Nick Clegg is expected to defy a letter from William Hague to Cabinet members asking them to avoid talking about the rights and wrongs of Britain's participation in the US-led March 2003 invasion of Iraq.
The foreign secretary wants to gag members of the government on the grounds that Sir John Chilcot's inquiry into Tony Blair's most controversial decision has not yet completed its work.
"The idea that Nick Clegg and the Liberal Democrats will be mute on the tenth anniversary of the war in Iraq will get very short shrift indeed," a senior Lib Dem source told the Guardian.
"The party called it right on the Iraq war a decade ago. The Lib Dems won't shirk from our views on this illegal and unjust conflict a decade on."
Clegg is expected to make a speech ahead of the anniversary underlining the difference between his party's vigorous anti-war stance and that of the Conservative party, which voted with Blair in favour of military action.
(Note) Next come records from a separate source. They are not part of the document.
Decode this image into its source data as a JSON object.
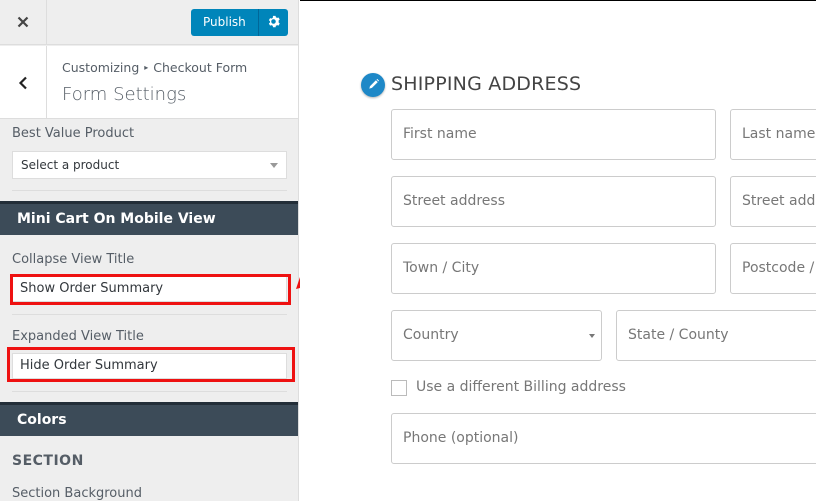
{
  "header": {
    "close_label": "×",
    "publish_label": "Publish",
    "breadcrumb_root": "Customizing",
    "breadcrumb_sep": "▸",
    "breadcrumb_current": "Checkout Form",
    "panel_title": "Form Settings"
  },
  "sidebar": {
    "best_value": {
      "label": "Best Value Product",
      "selected": "Select a product"
    },
    "mini_cart": {
      "heading": "Mini Cart On Mobile View",
      "collapse_label": "Collapse View Title",
      "collapse_value": "Show Order Summary",
      "expanded_label": "Expanded View Title",
      "expanded_value": "Hide Order Summary"
    },
    "colors": {
      "heading": "Colors",
      "subheading": "SECTION",
      "section_background_label": "Section Background"
    }
  },
  "preview": {
    "section_title": "SHIPPING ADDRESS",
    "fields": {
      "first_name": "First name",
      "last_name": "Last name",
      "street_address": "Street address",
      "street_address_2": "Street addr",
      "town_city": "Town / City",
      "postcode": "Postcode / Z",
      "country": "Country",
      "state_county": "State / County",
      "phone": "Phone (optional)"
    },
    "billing_checkbox_label": "Use a different Billing address",
    "billing_checkbox_checked": false
  },
  "colors": {
    "accent": "#0085ba",
    "section_header": "#3c4b58",
    "annotation_red": "#ee1111",
    "icon_blue": "#1e88c7"
  }
}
According to the newspaper the letter from Hague urged ministers to avoid "prejudging Chilcot", but gave them a green light for "acknowledging the sacrifices of the armed forces". In total 179 British armed services personnel lost their lives during the invasion and its prolonged, bloody aftermath.
Chilcot's inquiry has now been underway for over three years and is not expected to report until the end of 2013 at the very earliest.
It is set to exceed over one million words in length and has been hampered by the serious illness of Martin Gilbert, a member of the inquiry panel.
Letters will be sent to those set to be criticised by the report, giving them the opportunity to make rebuttals, no earlier than this summer, Chilcot told Downing Street last summer.